Разговор с Кречетом (1/1)
М-да… Не думал Аникей, что снова испытает страх перед разговором и снова с Кречетом, но, к счастью бывший дружинник, еще не забыл, что такое стыд: коли не это неприятное чувство, не решился бы топорник сам пойти к всегда суровому кузнецу; самому было гадко от собственного страха; и ведь не в бою он испужался, а в мире перед братом жены!
Уже стоя на пороге его мастерской, Аникей в голове набрасывал у себя в голове будущий диалог, опять заставил шурин его ждать у порога, видно из-за шума не слышал Кречет его оклика;
В какой-то момент у нетерпеливого топорника возникла шальная мысль сбежать, но и ее отогнал прочь Аникей, вспомнив, каким тяжелым и яростным взглядом намедни окинул его мрачный деверь, и тут же вновь закипела его горячая кровь от бешенства; «вот найдет себе бабу и поспокойнее, небось, станет!”—с ненавистью и желчью думал Аникей
Пока в его голове проносились подобные мысли, топорник уже успел устыдиться их и раскаяться. Наконец, Кречет вышел и снова «одарил» Аникея своим пустым, не видящим ничего, взглядом, который не выражал ни одной эмоции и едва ли мог понять, кто перед ним стоит
«Заработался что ли…», — подумал Аникей, силясь понять, что происходит
—Дружинный? Здрав будь, зачем пожаловал? —настороженно спросил деверь
—И ты будь здрав, кузнец! Ответ пред тобой держать пришел: заметил я, как ты своим суровым взглядом дыру во мне хотел прожечь, когда намедни разговор о Ладе зашел! —быстро и смело выпалил Аникей, как на одном дыхании
—Дружинный, да она же дитя малое ещё! — в очередной раз вспылил Кречет
Так что у Аникея складывалось впечатление, что деверь неуравновешенный: на сестру повышал голос, так теперь и до Аникея добрался! Благо, ничего не разворотил, как, когда Лада подарила будущему мужу свой крестик.
— Доколе ж она будет у тебя дитем малым? Кузнец? — спросил Аникей, провоцируя Кречета. Дружинный делал это не специально, скорее, по привычке: нравилось ему нарываться на опасности: вот и сейчас он делал то же самое; просто потому что мог, в то же время, сознавая, что ведёт себя, что дитя малое.

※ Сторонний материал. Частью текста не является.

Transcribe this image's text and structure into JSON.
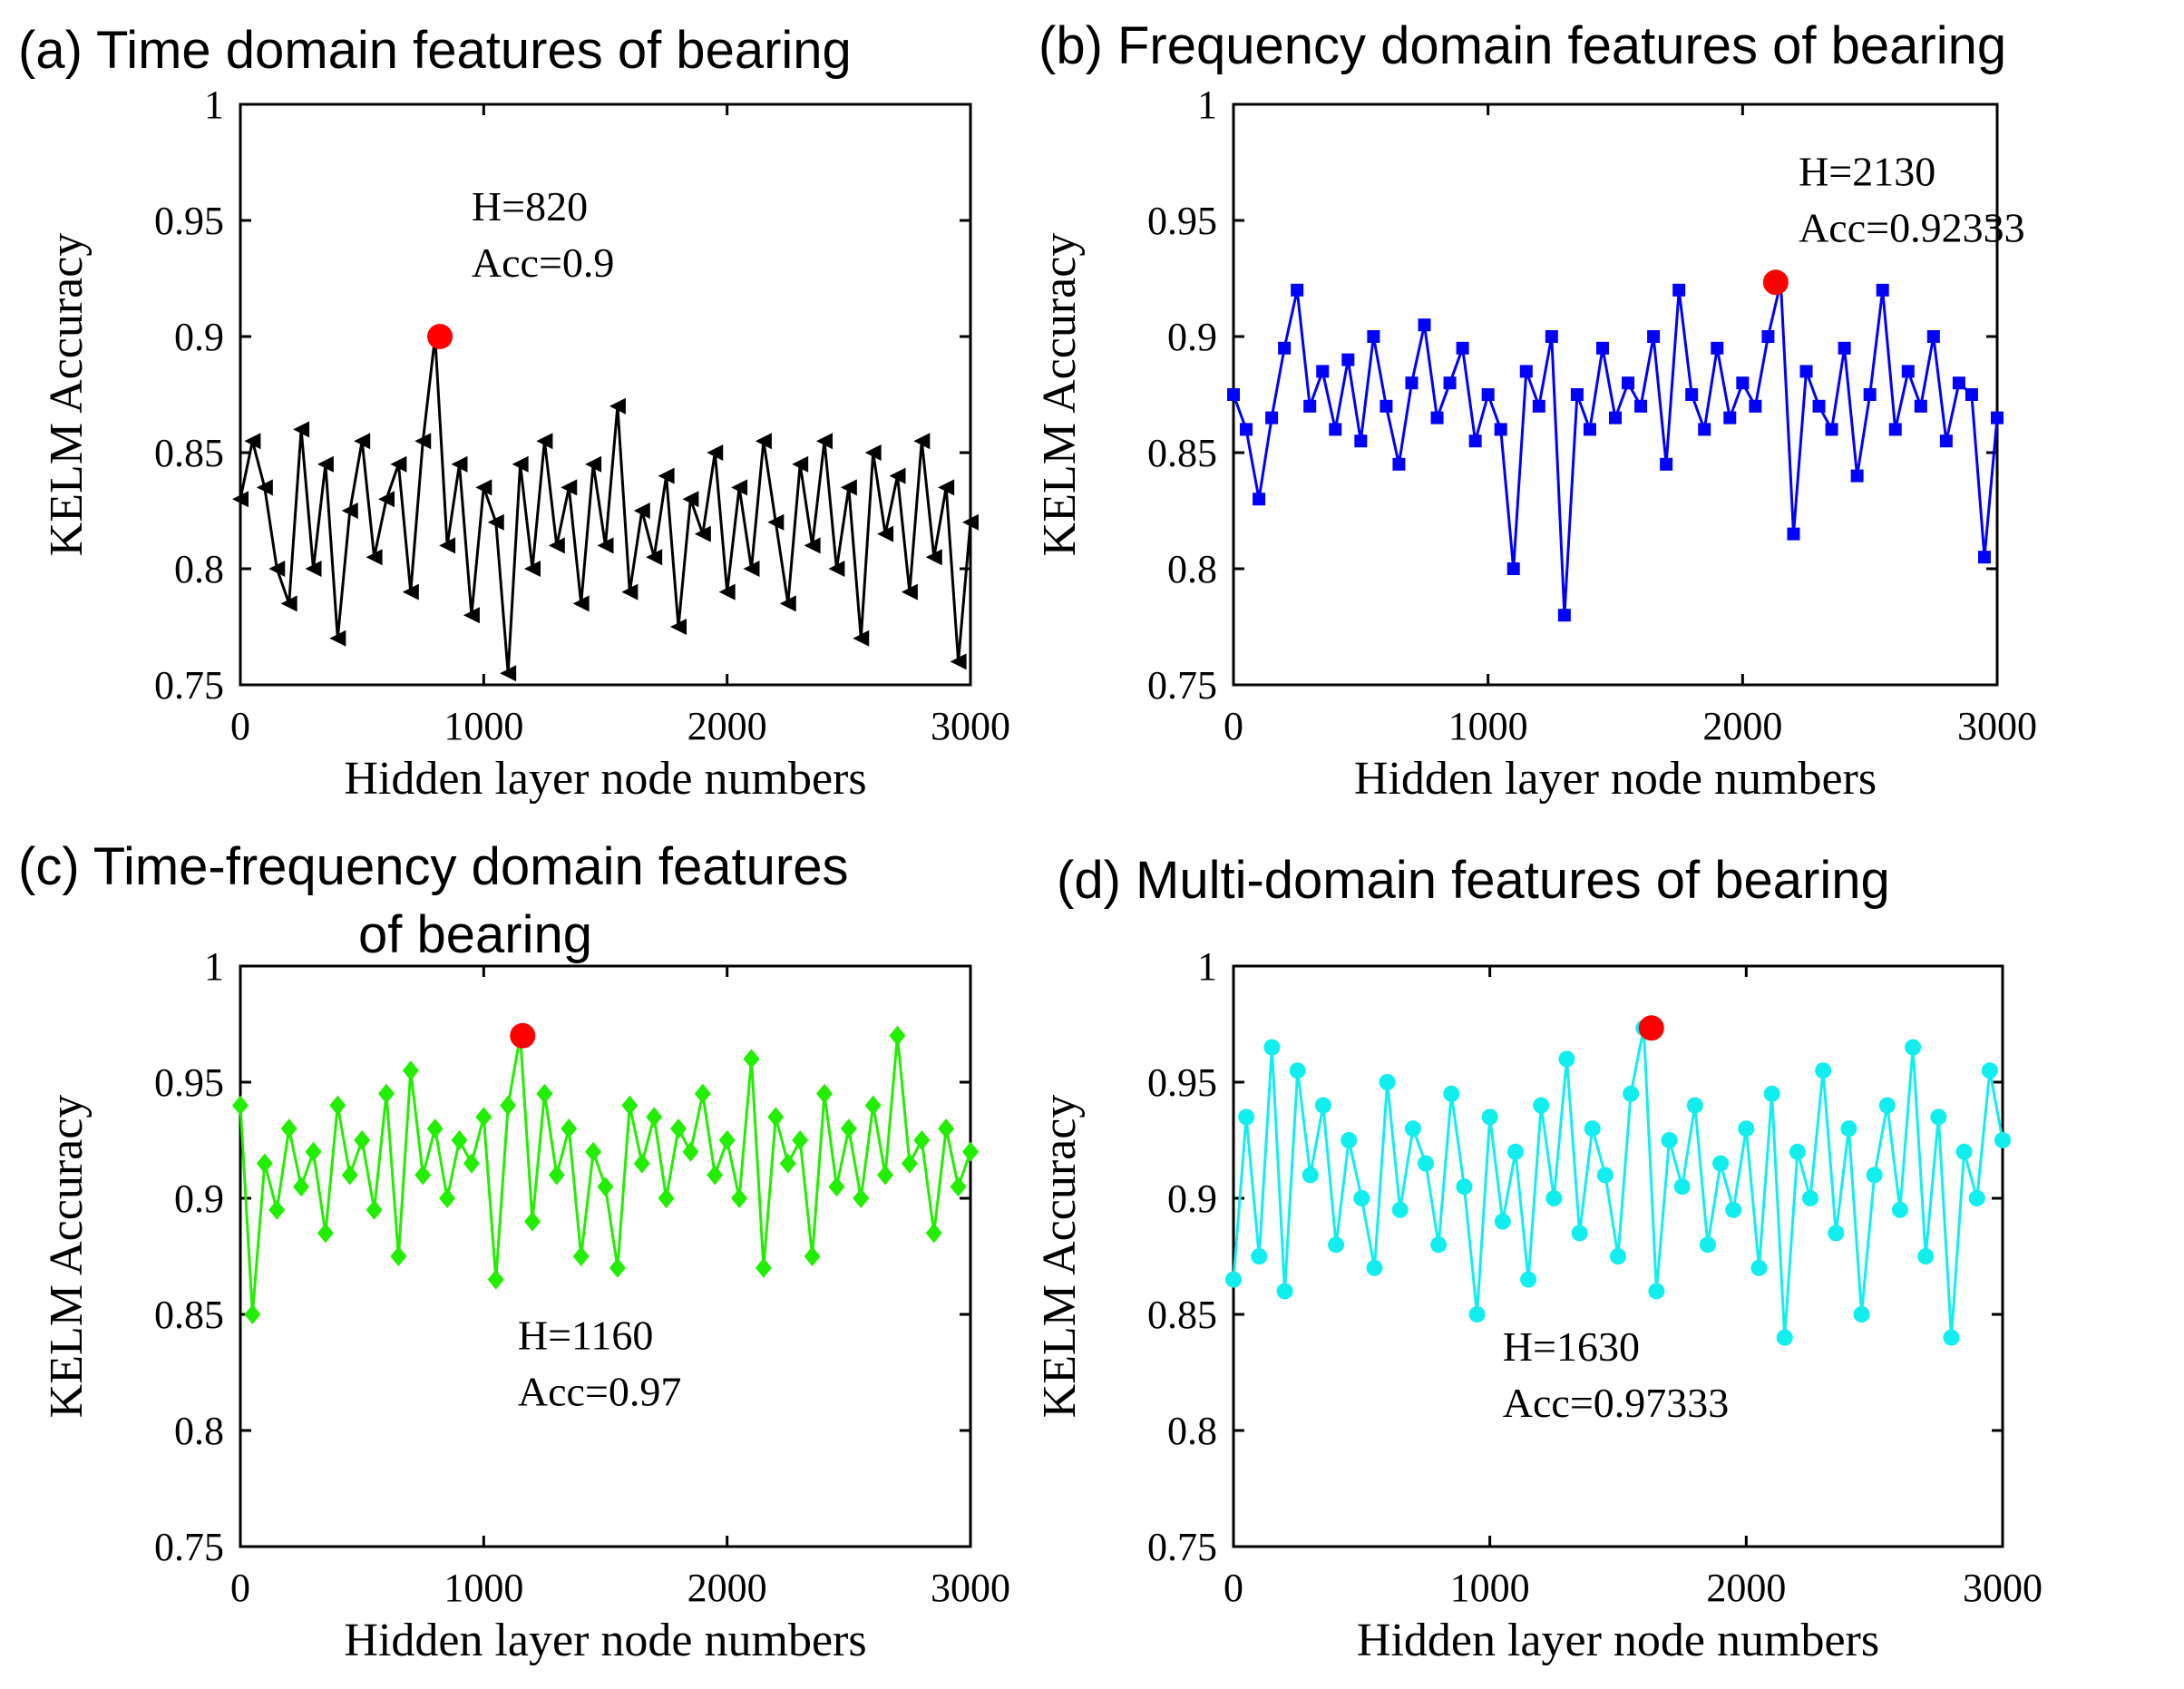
{
  "figure": {
    "max_marker_color": "#ff0000"
  },
  "chart_data": [
    {
      "type": "line",
      "title": "(a) Time domain features of bearing",
      "xlabel": "Hidden layer node numbers",
      "ylabel": "KELM Accuracy",
      "xlim": [
        0,
        3000
      ],
      "ylim": [
        0.75,
        1
      ],
      "xticks": [
        0,
        1000,
        2000,
        3000
      ],
      "yticks": [
        0.75,
        0.8,
        0.85,
        0.9,
        0.95,
        1
      ],
      "ytick_labels": [
        "0.75",
        "0.8",
        "0.85",
        "0.9",
        "0.95",
        "1"
      ],
      "color": "#000000",
      "marker": "triangle-left",
      "annotation": {
        "line1": "H=820",
        "line2": "Acc=0.9",
        "x": 950,
        "y": 0.95
      },
      "best": {
        "x": 820,
        "y": 0.9
      },
      "series": [
        {
          "name": "Time domain",
          "x": [
            0,
            50,
            100,
            150,
            200,
            250,
            300,
            350,
            400,
            450,
            500,
            550,
            600,
            650,
            700,
            750,
            800,
            850,
            900,
            950,
            1000,
            1050,
            1100,
            1150,
            1200,
            1250,
            1300,
            1350,
            1400,
            1450,
            1500,
            1550,
            1600,
            1650,
            1700,
            1750,
            1800,
            1850,
            1900,
            1950,
            2000,
            2050,
            2100,
            2150,
            2200,
            2250,
            2300,
            2350,
            2400,
            2450,
            2500,
            2550,
            2600,
            2650,
            2700,
            2750,
            2800,
            2850,
            2900,
            2950,
            3000
          ],
          "y": [
            0.83,
            0.855,
            0.835,
            0.8,
            0.785,
            0.86,
            0.8,
            0.845,
            0.77,
            0.825,
            0.855,
            0.805,
            0.83,
            0.845,
            0.79,
            0.855,
            0.9,
            0.81,
            0.845,
            0.78,
            0.835,
            0.82,
            0.755,
            0.845,
            0.8,
            0.855,
            0.81,
            0.835,
            0.785,
            0.845,
            0.81,
            0.87,
            0.79,
            0.825,
            0.805,
            0.84,
            0.775,
            0.83,
            0.815,
            0.85,
            0.79,
            0.835,
            0.8,
            0.855,
            0.82,
            0.785,
            0.845,
            0.81,
            0.855,
            0.8,
            0.835,
            0.77,
            0.85,
            0.815,
            0.84,
            0.79,
            0.855,
            0.805,
            0.835,
            0.76,
            0.82
          ]
        }
      ]
    },
    {
      "type": "line",
      "title": "(b) Frequency domain features of bearing",
      "xlabel": "Hidden layer node numbers",
      "ylabel": "KELM Accuracy",
      "xlim": [
        0,
        3000
      ],
      "ylim": [
        0.75,
        1
      ],
      "xticks": [
        0,
        1000,
        2000,
        3000
      ],
      "yticks": [
        0.75,
        0.8,
        0.85,
        0.9,
        0.95,
        1
      ],
      "ytick_labels": [
        "0.75",
        "0.8",
        "0.85",
        "0.9",
        "0.95",
        "1"
      ],
      "color": "#0000ff",
      "marker": "square",
      "annotation": {
        "line1": "H=2130",
        "line2": "Acc=0.92333",
        "x": 2220,
        "y": 0.965
      },
      "best": {
        "x": 2130,
        "y": 0.92333
      },
      "series": [
        {
          "name": "Frequency domain",
          "x": [
            0,
            50,
            100,
            150,
            200,
            250,
            300,
            350,
            400,
            450,
            500,
            550,
            600,
            650,
            700,
            750,
            800,
            850,
            900,
            950,
            1000,
            1050,
            1100,
            1150,
            1200,
            1250,
            1300,
            1350,
            1400,
            1450,
            1500,
            1550,
            1600,
            1650,
            1700,
            1750,
            1800,
            1850,
            1900,
            1950,
            2000,
            2050,
            2100,
            2150,
            2200,
            2250,
            2300,
            2350,
            2400,
            2450,
            2500,
            2550,
            2600,
            2650,
            2700,
            2750,
            2800,
            2850,
            2900,
            2950,
            3000
          ],
          "y": [
            0.875,
            0.86,
            0.83,
            0.865,
            0.895,
            0.92,
            0.87,
            0.885,
            0.86,
            0.89,
            0.855,
            0.9,
            0.87,
            0.845,
            0.88,
            0.905,
            0.865,
            0.88,
            0.895,
            0.855,
            0.875,
            0.86,
            0.8,
            0.885,
            0.87,
            0.9,
            0.78,
            0.875,
            0.86,
            0.895,
            0.865,
            0.88,
            0.87,
            0.9,
            0.845,
            0.92,
            0.875,
            0.86,
            0.895,
            0.865,
            0.88,
            0.87,
            0.9,
            0.92333,
            0.815,
            0.885,
            0.87,
            0.86,
            0.895,
            0.84,
            0.875,
            0.92,
            0.86,
            0.885,
            0.87,
            0.9,
            0.855,
            0.88,
            0.875,
            0.805,
            0.865
          ]
        }
      ]
    },
    {
      "type": "line",
      "title": "(c) Time-frequency domain features",
      "title_line2": "of bearing",
      "xlabel": "Hidden layer node numbers",
      "ylabel": "KELM Accuracy",
      "xlim": [
        0,
        3000
      ],
      "ylim": [
        0.75,
        1
      ],
      "xticks": [
        0,
        1000,
        2000,
        3000
      ],
      "yticks": [
        0.75,
        0.8,
        0.85,
        0.9,
        0.95,
        1
      ],
      "ytick_labels": [
        "0.75",
        "0.8",
        "0.85",
        "0.9",
        "0.95",
        "1"
      ],
      "color": "#22ee00",
      "marker": "diamond",
      "annotation": {
        "line1": "H=1160",
        "line2": "Acc=0.97",
        "x": 1140,
        "y": 0.835
      },
      "best": {
        "x": 1160,
        "y": 0.97
      },
      "series": [
        {
          "name": "Time-frequency domain",
          "x": [
            0,
            50,
            100,
            150,
            200,
            250,
            300,
            350,
            400,
            450,
            500,
            550,
            600,
            650,
            700,
            750,
            800,
            850,
            900,
            950,
            1000,
            1050,
            1100,
            1150,
            1200,
            1250,
            1300,
            1350,
            1400,
            1450,
            1500,
            1550,
            1600,
            1650,
            1700,
            1750,
            1800,
            1850,
            1900,
            1950,
            2000,
            2050,
            2100,
            2150,
            2200,
            2250,
            2300,
            2350,
            2400,
            2450,
            2500,
            2550,
            2600,
            2650,
            2700,
            2750,
            2800,
            2850,
            2900,
            2950,
            3000
          ],
          "y": [
            0.94,
            0.85,
            0.915,
            0.895,
            0.93,
            0.905,
            0.92,
            0.885,
            0.94,
            0.91,
            0.925,
            0.895,
            0.945,
            0.875,
            0.955,
            0.91,
            0.93,
            0.9,
            0.925,
            0.915,
            0.935,
            0.865,
            0.94,
            0.97,
            0.89,
            0.945,
            0.91,
            0.93,
            0.875,
            0.92,
            0.905,
            0.87,
            0.94,
            0.915,
            0.935,
            0.9,
            0.93,
            0.92,
            0.945,
            0.91,
            0.925,
            0.9,
            0.96,
            0.87,
            0.935,
            0.915,
            0.925,
            0.875,
            0.945,
            0.905,
            0.93,
            0.9,
            0.94,
            0.91,
            0.97,
            0.915,
            0.925,
            0.885,
            0.93,
            0.905,
            0.92
          ]
        }
      ]
    },
    {
      "type": "line",
      "title": "(d) Multi-domain features of bearing",
      "xlabel": "Hidden layer node numbers",
      "ylabel": "KELM Accuracy",
      "xlim": [
        0,
        3000
      ],
      "ylim": [
        0.75,
        1
      ],
      "xticks": [
        0,
        1000,
        2000,
        3000
      ],
      "yticks": [
        0.75,
        0.8,
        0.85,
        0.9,
        0.95,
        1
      ],
      "ytick_labels": [
        "0.75",
        "0.8",
        "0.85",
        "0.9",
        "0.95",
        "1"
      ],
      "color": "#11eeee",
      "marker": "circle",
      "annotation": {
        "line1": "H=1630",
        "line2": "Acc=0.97333",
        "x": 1050,
        "y": 0.83
      },
      "best": {
        "x": 1630,
        "y": 0.97333
      },
      "series": [
        {
          "name": "Multi-domain",
          "x": [
            0,
            50,
            100,
            150,
            200,
            250,
            300,
            350,
            400,
            450,
            500,
            550,
            600,
            650,
            700,
            750,
            800,
            850,
            900,
            950,
            1000,
            1050,
            1100,
            1150,
            1200,
            1250,
            1300,
            1350,
            1400,
            1450,
            1500,
            1550,
            1600,
            1650,
            1700,
            1750,
            1800,
            1850,
            1900,
            1950,
            2000,
            2050,
            2100,
            2150,
            2200,
            2250,
            2300,
            2350,
            2400,
            2450,
            2500,
            2550,
            2600,
            2650,
            2700,
            2750,
            2800,
            2850,
            2900,
            2950,
            3000
          ],
          "y": [
            0.865,
            0.935,
            0.875,
            0.965,
            0.86,
            0.955,
            0.91,
            0.94,
            0.88,
            0.925,
            0.9,
            0.87,
            0.95,
            0.895,
            0.93,
            0.915,
            0.88,
            0.945,
            0.905,
            0.85,
            0.935,
            0.89,
            0.92,
            0.865,
            0.94,
            0.9,
            0.96,
            0.885,
            0.93,
            0.91,
            0.875,
            0.945,
            0.97333,
            0.86,
            0.925,
            0.905,
            0.94,
            0.88,
            0.915,
            0.895,
            0.93,
            0.87,
            0.945,
            0.84,
            0.92,
            0.9,
            0.955,
            0.885,
            0.93,
            0.85,
            0.91,
            0.94,
            0.895,
            0.965,
            0.875,
            0.935,
            0.84,
            0.92,
            0.9,
            0.955,
            0.925
          ]
        }
      ]
    }
  ]
}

Кречет в секунду потерял и без того скудное самообладание: он издал страшный рёв не хуже медведя. И бросился за ловким топорником, и, разумеется, не догнал: уж лёгкий, подвижный, Аникей мог кому угодно утереть нос, не говоря уже о неповоротливом Кречете, тяжёлом, что его молот.
Кречет был в ярости: мало того, что этот засранец выставил его дураком, так ещё и сестру его испоганил! И ведь, поди героем себя считает! Засранец! Кулаки чесались у Кречета, да только сознавал он, вступить в рукопашный бой с молодцем— ещё больше себя закопать в добровольном позоре.